Ancient history

Cambaceres

CAMBACERES

, Jean-Jacques-Régis, Duke of Parma (Montpellier, October 18, 1753 - Paris, May 1, 1824).

Advisor to the Montpellier Court of Auditors, unlucky candidate for the Estates General in 1789, Cambacérès represented the Hérault at the Convention in 1792. He distinguished himself there by his extreme caution. After the fall of Robespierre, he joined the Committee of Public Safety, met the young Bonaparte who subjugated him. Elected to the Council of Five Hundred, he was considered too moderate to be elected director. Minister of Justice, July 20, 1798, thanks to the protection of Sieyès, he steeped in the plot of 18-Brumaire, became second consul. Along with Lucien and Lebrun, he was one of Bonaparte's mentors, playing an essential role in the development of the Concordat and the Civil Code.

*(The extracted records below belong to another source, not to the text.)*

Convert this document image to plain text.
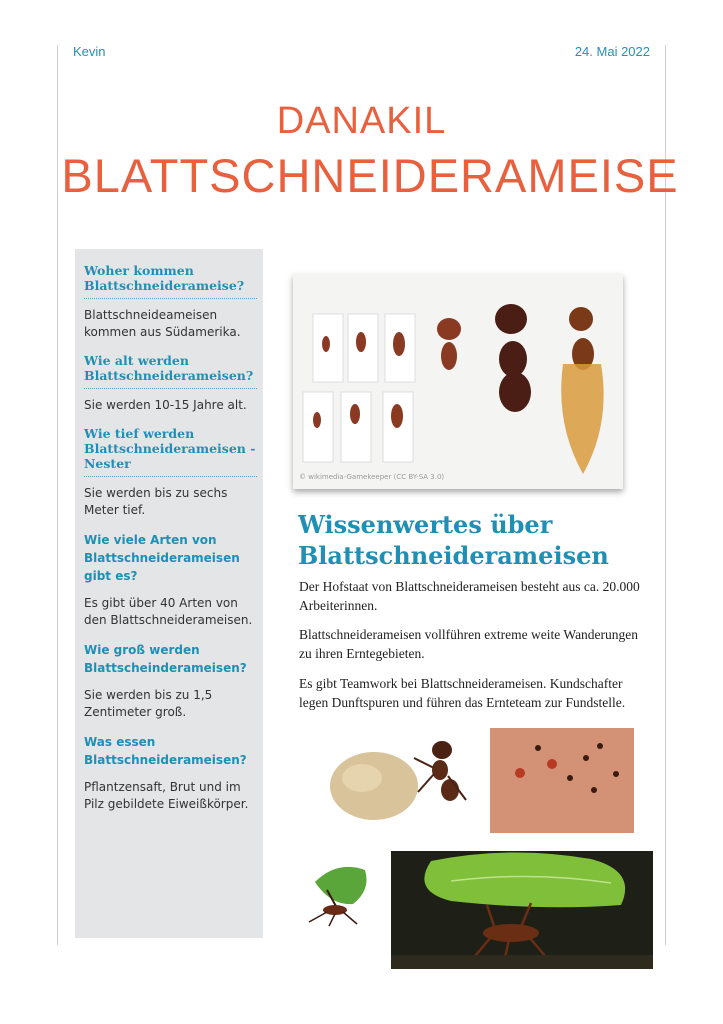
Kevin	24. Mai 2022
DANAKIL
BLATTSCHNEIDERAMEISE
Woher kommen Blattschneiderameise?
Blattschneideameisen kommen aus Südamerika.
Wie alt werden Blattschneiderameisen?
Sie werden 10-15 Jahre alt.
Wie tief werden Blattschneiderameisen - Nester
Sie werden bis zu sechs Meter tief.
Wie viele Arten von Blattschneiderameisen gibt es?
Es gibt über 40 Arten von den Blattschneiderameisen.
Wie groß werden Blattscheinderameisen?
Sie werden bis zu 1,5 Zentimeter groß.
Was essen Blattschneiderameisen?
Pflantzensaft, Brut und im Pilz gebildete Eiweißkörper.
© wikimedia-Gamekeeper (CC BY-SA 3.0)
Wissenwertes über Blattschneiderameisen
Der Hofstaat von Blattschneiderameisen besteht aus ca. 20.000 Arbeiterinnen.
Blattschneiderameisen vollführen extreme weite Wanderungen zu ihren Erntegebieten.
Es gibt Teamwork bei Blattschneiderameisen. Kundschafter legen Dunftspuren und führen das Ernteteam zur Fundstelle.
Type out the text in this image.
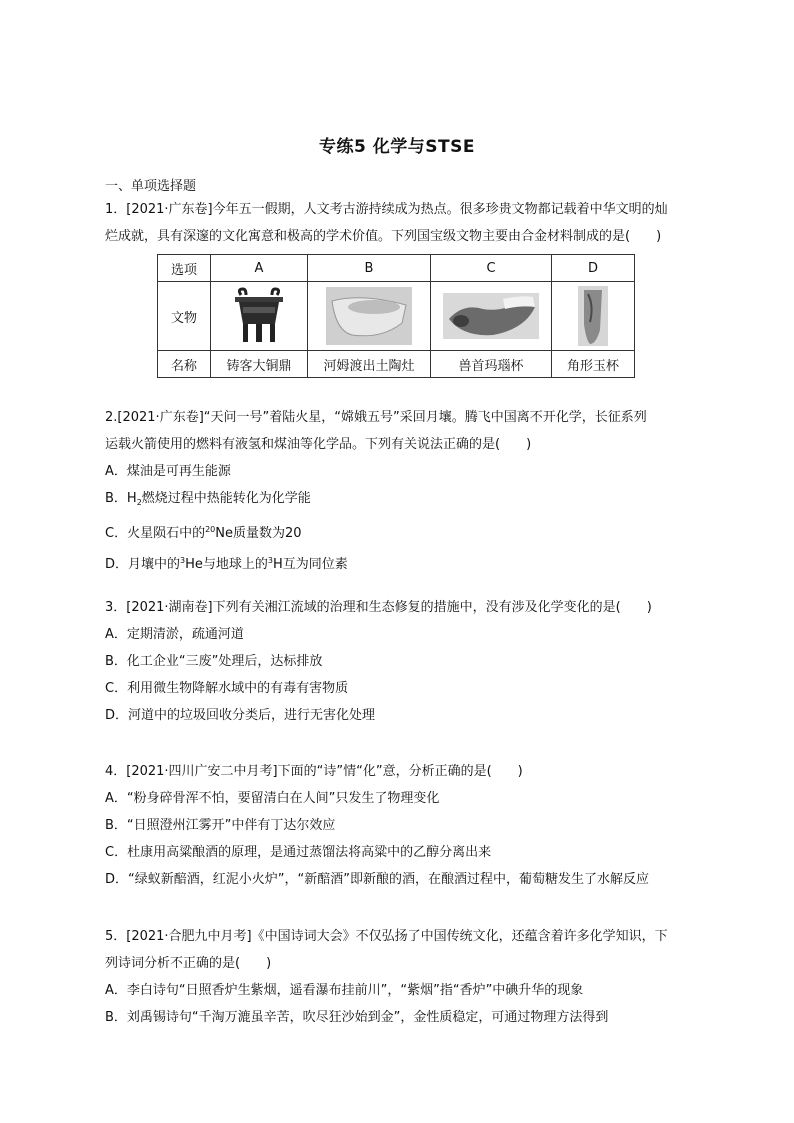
专练5 化学与STSE
一、单项选择题
1．[2021·广东卷]今年五一假期，人文考古游持续成为热点。很多珍贵文物都记载着中华文明的灿
烂成就，具有深邃的文化寓意和极高的学术价值。下列国宝级文物主要由合金材料制成的是(　　)
选项	A	B	C	D
文物				
名称	铸客大铜鼎	河姆渡出土陶灶	兽首玛瑙杯	角形玉杯
2.[2021·广东卷]“天问一号”着陆火星，“嫦娥五号”采回月壤。腾飞中国离不开化学，长征系列
运载火箭使用的燃料有液氢和煤油等化学品。下列有关说法正确的是(　　)
A．煤油是可再生能源
B．$H_2$燃烧过程中热能转化为化学能
C．火星陨石中的$^{20}$Ne质量数为20
D．月壤中的$^3$He与地球上的$^3$H互为同位素
3．[2021·湖南卷]下列有关湘江流域的治理和生态修复的措施中，没有涉及化学变化的是(　　)
A．定期清淤，疏通河道
B．化工企业“三废”处理后，达标排放
C．利用微生物降解水域中的有毒有害物质
D．河道中的垃圾回收分类后，进行无害化处理
4．[2021·四川广安二中月考]下面的“诗”情“化”意，分析正确的是(　　)
A．“粉身碎骨浑不怕，要留清白在人间”只发生了物理变化
B．“日照澄州江雾开”中伴有丁达尔效应
C．杜康用高粱酿酒的原理，是通过蒸馏法将高粱中的乙醇分离出来
D．“绿蚁新醅酒，红泥小火炉”，“新醅酒”即新酿的酒，在酿酒过程中，葡萄糖发生了水解反应
5．[2021·合肥九中月考]《中国诗词大会》不仅弘扬了中国传统文化，还蕴含着许多化学知识，下
列诗词分析不正确的是(　　)
A．李白诗句“日照香炉生紫烟，遥看瀑布挂前川”，“紫烟”指“香炉”中碘升华的现象
B．刘禹锡诗句“千淘万漉虽辛苦，吹尽狂沙始到金”，金性质稳定，可通过物理方法得到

As Taine notes,
not very brilliant in spirit, the second consul had rare good sense and boundless devotion to the First Consul”. He presides over the conservative Senate, organizes the Consulate for life, rallies without enthusiasm to the imperial idea. In compensation for the loss of second place in the state apparatus, he was a councilor of state and a member of the Privy Council, received enormous gratuities, was made Duke of Parma in March 1808. Archchancellor of the Empire, poorly defined function, Cambaceres is consulted by Napoleon on all important issues and plays a moderating role. He is not always listened to and the divorce, the expeditions to Spain and Russia are made despite his reservations. When the Emperor was in the army, it was he who exercised the interim, but his daily letters to Napoleon clearly show his total subordination and the absence of any right to initiative. Although he refused to perform his duties during the Hundred Days, Louis XVIII banished him. After two years of stay in Brussels, he obtains to return to Paris. La Revellière-Lépeaux finely noted that he was "even more famous for his childish vanity than known for the designated talents with which he was really endowed, a fine, flexible, slender man...". His table was reputed to be the best in Paris, but the atmosphere was boring and stuffy. The colorful outfits of Cambacérès, his mania for decorations made him the fable of the capital.